House Republicans have been pursuing claims of shady business dealings by Biden for virtually his entire presidency, but they have yet to produce a set of specific, evidence-backed allegations. Their inquiry has unfolded as former president Donald Trump, who will face Biden in a November rematch, faces criminal trials over his handling of classified documents and his efforts to overturn the 2020 election.

House Republican leaders continue to say that they have uncovered evidence of wrongdoing on the part of Biden and his family, as they seek to show that Biden used his position to help relatives drum up businesses and benefited from their financial doings. But some GOP lawmakers concede privately, and in some cases publicly, that the investigation has yielded scant evidence that would justify an impeachment.

A Post review last month of nearly 2,000 pages of transcripts from recent witnesses before the House impeachment inquiry, many with deep knowledge of Hunter Biden’s business affairs, found that Republicans were still struggling to uncover firm evidence that Joe Biden benefited from the business pursuits of his son and his brother.

The probe suffered an additional blow in February when special counsel David Weiss charged Alexander Smirnov, a former FBI informant, with lying about the Bidens’ business dealings. Republicans had repeatedly cited Smirnov’s suggestion that the Ukrainian energy company Burisma had hired Hunter Biden to influence the activities of his father, who was then vice president.

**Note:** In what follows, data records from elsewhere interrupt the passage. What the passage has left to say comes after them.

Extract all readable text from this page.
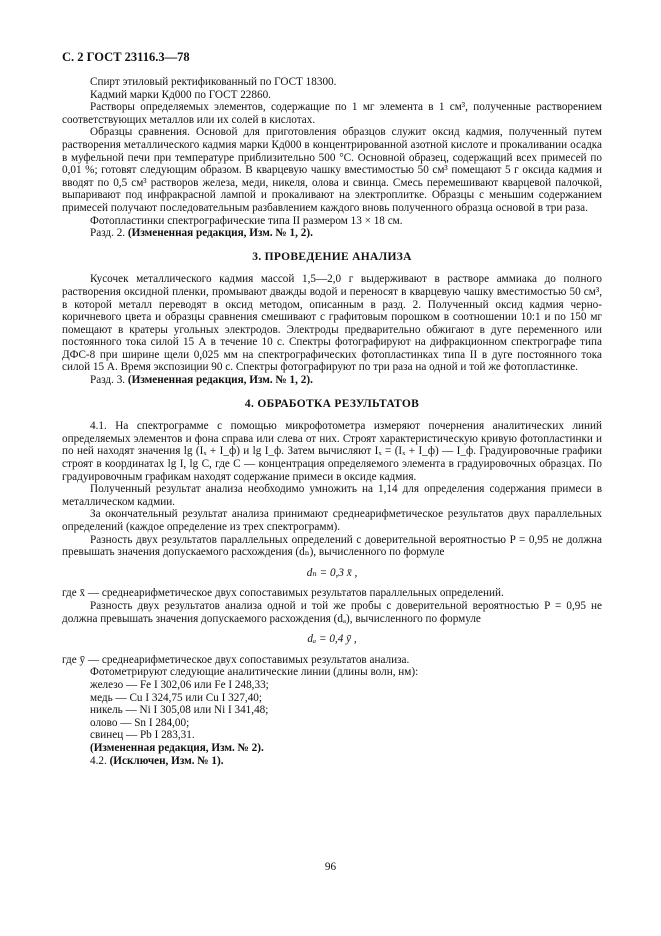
С. 2 ГОСТ 23116.3—78

Спирт этиловый ректификованный по ГОСТ 18300.

Кадмий марки Кд000 по ГОСТ 22860.

Растворы определяемых элементов, содержащие по 1 мг элемента в 1 см³, полученные растворением соответствующих металлов или их солей в кислотах.

Образцы сравнения. Основой для приготовления образцов служит оксид кадмия, полученный путем растворения металлического кадмия марки Кд000 в концентрированной азотной кислоте и прокаливании осадка в муфельной печи при температуре приблизительно 500 °С. Основной образец, содержащий всех примесей по 0,01 %; готовят следующим образом. В кварцевую чашку вместимостью 50 см³ помещают 5 г оксида кадмия и вводят по 0,5 см³ растворов железа, меди, никеля, олова и свинца. Смесь перемешивают кварцевой палочкой, выпаривают под инфракрасной лампой и прокаливают на электроплитке. Образцы с меньшим содержанием примесей получают последовательным разбавлением каждого вновь полученного образца основой в три раза.

Фотопластинки спектрографические типа II размером 13 × 18 см.

Разд. 2. (Измененная редакция, Изм. № 1, 2).

3. ПРОВЕДЕНИЕ АНАЛИЗА

Кусочек металлического кадмия массой 1,5—2,0 г выдерживают в растворе аммиака до полного растворения оксидной пленки, промывают дважды водой и переносят в кварцевую чашку вместимостью 50 см³, в которой металл переводят в оксид методом, описанным в разд. 2. Полученный оксид кадмия черно-коричневого цвета и образцы сравнения смешивают с графитовым порошком в соотношении 10:1 и по 150 мг помещают в кратеры угольных электродов. Электроды предварительно обжигают в дуге переменного или постоянного тока силой 15 А в течение 10 с. Спектры фотографируют на дифракционном спектрографе типа ДФС-8 при ширине щели 0,025 мм на спектрографических фотопластинках типа II в дуге постоянного тока силой 15 А. Время экспозиции 90 с. Спектры фотографируют по три раза на одной и той же фотопластинке.

Разд. 3. (Измененная редакция, Изм. № 1, 2).

4. ОБРАБОТКА РЕЗУЛЬТАТОВ

4.1. На спектрограмме с помощью микрофотометра измеряют почернения аналитических линий определяемых элементов и фона справа или слева от них. Строят характеристическую кривую фотопластинки и по ней находят значения lg (Iₓ + I_ф) и lg I_ф. Затем вычисляют Iₓ = (Iₓ + I_ф) — I_ф. Градуировочные графики строят в координатах lg I, lg C, где C — концентрация определяемого элемента в градуировочных образцах. По градуировочным графикам находят содержание примеси в оксиде кадмия.

Полученный результат анализа необходимо умножить на 1,14 для определения содержания примеси в металлическом кадмии.

За окончательный результат анализа принимают среднеарифметическое результатов двух параллельных определений (каждое определение из трех спектрограмм).

Разность двух результатов параллельных определений с доверительной вероятностью P = 0,95 не должна превышать значения допускаемого расхождения (dₙ), вычисленного по формуле

dₙ = 0,3 x̄ ,

где x̄ — среднеарифметическое двух сопоставимых результатов параллельных определений.

Разность двух результатов анализа одной и той же пробы с доверительной вероятностью P = 0,95 не должна превышать значения допускаемого расхождения (dₐ), вычисленного по формуле

dₐ = 0,4 ȳ ,

где ȳ — среднеарифметическое двух сопоставимых результатов анализа.

Фотометрируют следующие аналитические линии (длины волн, нм):

железо — Fe I 302,06 или Fe I 248,33;

медь — Cu I 324,75 или Cu I 327,40;

никель — Ni I 305,08 или Ni I 341,48;

олово — Sn I 284,00;

свинец — Pb I 283,31.

(Измененная редакция, Изм. № 2).

4.2. (Исключен, Изм. № 1).

96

Subsequent closed-door appearances by James Biden and Hunter Biden before the House impeachment inquiry did little to advance the Republicans’ efforts, as the president’s brother and son adamantly denied that Joe Biden had any role in their business activities.

With a tenuous House majority, it is unlikely that Republicans would have the votes for impeachment at this point, and some have begun talking instead about potentially referring the Bidens’ activities to the Justice Department.

Siskel’s letter suggests Biden’s aides are attempting to turn the ongoing inquiry into a political advantage by highlighting Republican disagreements on the topic and by arguing that it has been a waste of time. Biden and his supporters have repeatedly denounced “MAGA Republicans” as extremists less interested in governing than in chasing nonexistent scandals.

“It is obviously time to move on, Mr. Speaker. This impeachment is over,” the letter reads in closing. “There is too much important work to be done for the American people to continue wasting time on this charade.”

Marianna Sotomayor contributed to this report.